By now I’m sure you’re fully aware that I am French. But you may not know that my husband also has a slight French connection. The fact that he hails from that old French settlement of Louisiana impacts our relationship in a few ways. Usually not good ways 😉 We seem to always get into silly fights about how he can’t muster a proper sentence in French. We also argue about King Cake…
In America, King Cake is synonymous with Mardi Gras and rules over the month of February but across the ocean, La Galette des Rois is typical of Epiphany and reigns supreme in every French bakery and patisserie throughout the whole month of January. France’s King Cake celebrates the 12th day after the birth of Chris, when the wisemen (which are actually called Rois Mages in French) finally got around to paying their respects. The galette des rois that I grew up with (and have had as a birthday cake every year), is basically made with puff pastry and frangipane, an almond filling. My mom, on the other hand, likes to remind me that when she grew up, in the South of France, le gâteau des Rois was a) only available for a few days around January 6th b) made with a circular brioche base topped with fruits confits. The cake she grew up with was more similar to the Spanish roscón de reyes and it’s clearly this cake that colonists from France and Spain brought over to the Americas and is now glazed with purple, green and gold icing sugar and served in Louisiana for Mardi Gras.
My husband (and my mom) can say whatever they want but there is only one King Cake for moi, and it’s not a brioche cake and it’s not served in February. It’s also not easy to find in Washington. Nonetheless, here are 5 spots where I can hope to find a decent birthday King Cake today:
1) For the past 7 years, I (ok, my husband) have headed to Georgetown for my Galette. At Patisserie Poupon, they are available throughout the month of January and come in a variety of sizes. A small (serving 6 people) will set you back $19.50, a medium (8-10 people) will cost $29.50 and a large (12-13 people) $37.50.
2) Le Pain Quotidien hasn’t been around as long as Patisserie Poupon and yes, it’s a chain, but at least you’re getting a decent galette. It only comes in one size and as I learned when I tried to buy one at 4PM yesterday, it’s popular and frequently sells out (so call ahead or go early!) Priced at $14.95, it is only available until January 9th. Which makes me sad, because that’s a little too early for my birthday party…
3) La Madeleine will be serving a 9 inches galette made for the rest of the week and maybe for a few days next week depending on demand.
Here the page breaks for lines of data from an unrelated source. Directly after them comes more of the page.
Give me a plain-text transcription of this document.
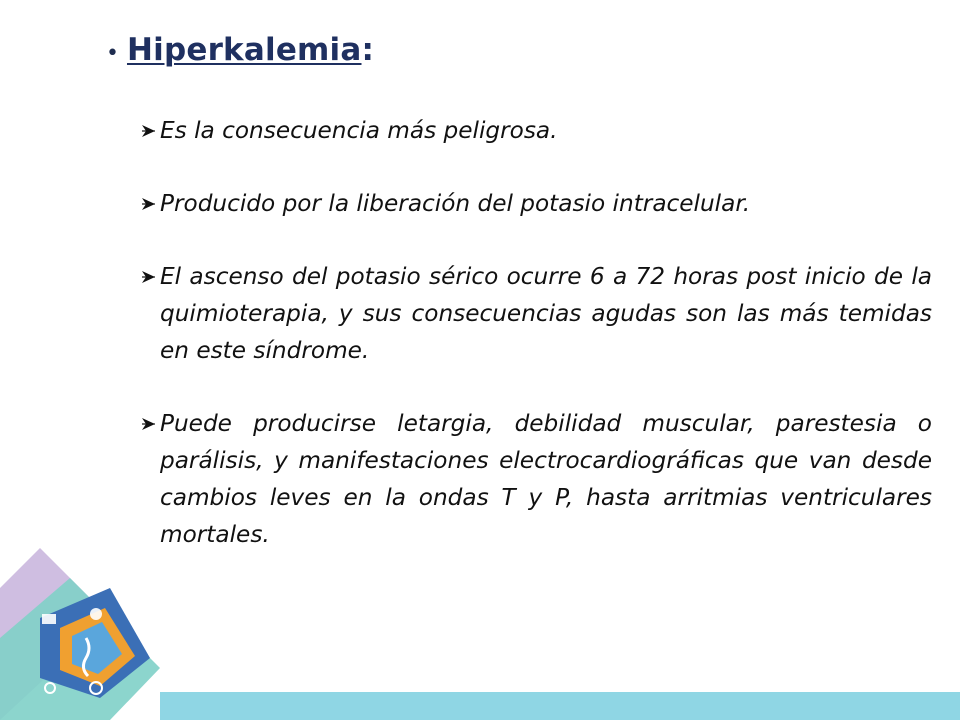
• Hiperkalemia :
Es la consecuencia más peligrosa.
Producido por la liberación del potasio intracelular.
El ascenso del potasio sérico ocurre 6 a 72 horas post inicio de la quimioterapia, y sus consecuencias agudas son las más temidas en este síndrome.
Puede producirse letargia, debilidad muscular, parestesia o parálisis, y manifestaciones electrocardiográficas que van desde cambios leves en la ondas T y P, hasta arritmias ventriculares mortales.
Hum… tempting! (price: $18)
4) On January 6th, Le Chat Noir is celebrating Epiphany with King Cake, bien sur but also with a play on the treat that’s traditionally hidden in the cake. Le Chat Noir will randomly hide five surprise tokens in the cake. Chose a piece of cake at the end of your meal and get a chance to win. If the token is in your cake, you’ve just won dinner! If it’s not, well, you still won cake!
5) Epiphany cake (or Roscón de Reyes) is a big Spanish tradition as well and DC’s most famous Spaniard invites you to savor his country’s tradition through January 9th. Jaleo will be featuring the Spanish Epiphany Cake which can be ordered for $25 and eaten at dinner or taken to go.
The common element of all these King Cakes is, of course, the traditional hidden “treat.” Whoever finds it in his or her plate, gets to be king or queen for the day. All of the cakes are sold with a little paper crown that you get to wear around all day if you are lucky! In addition, in France, the tradition is typically to have the youngest person in your party hide under the table and call out who gets which slice of cake. It might look weird if you do that at Jaleo or Le Chat Noir … but eh, it’s tradition!!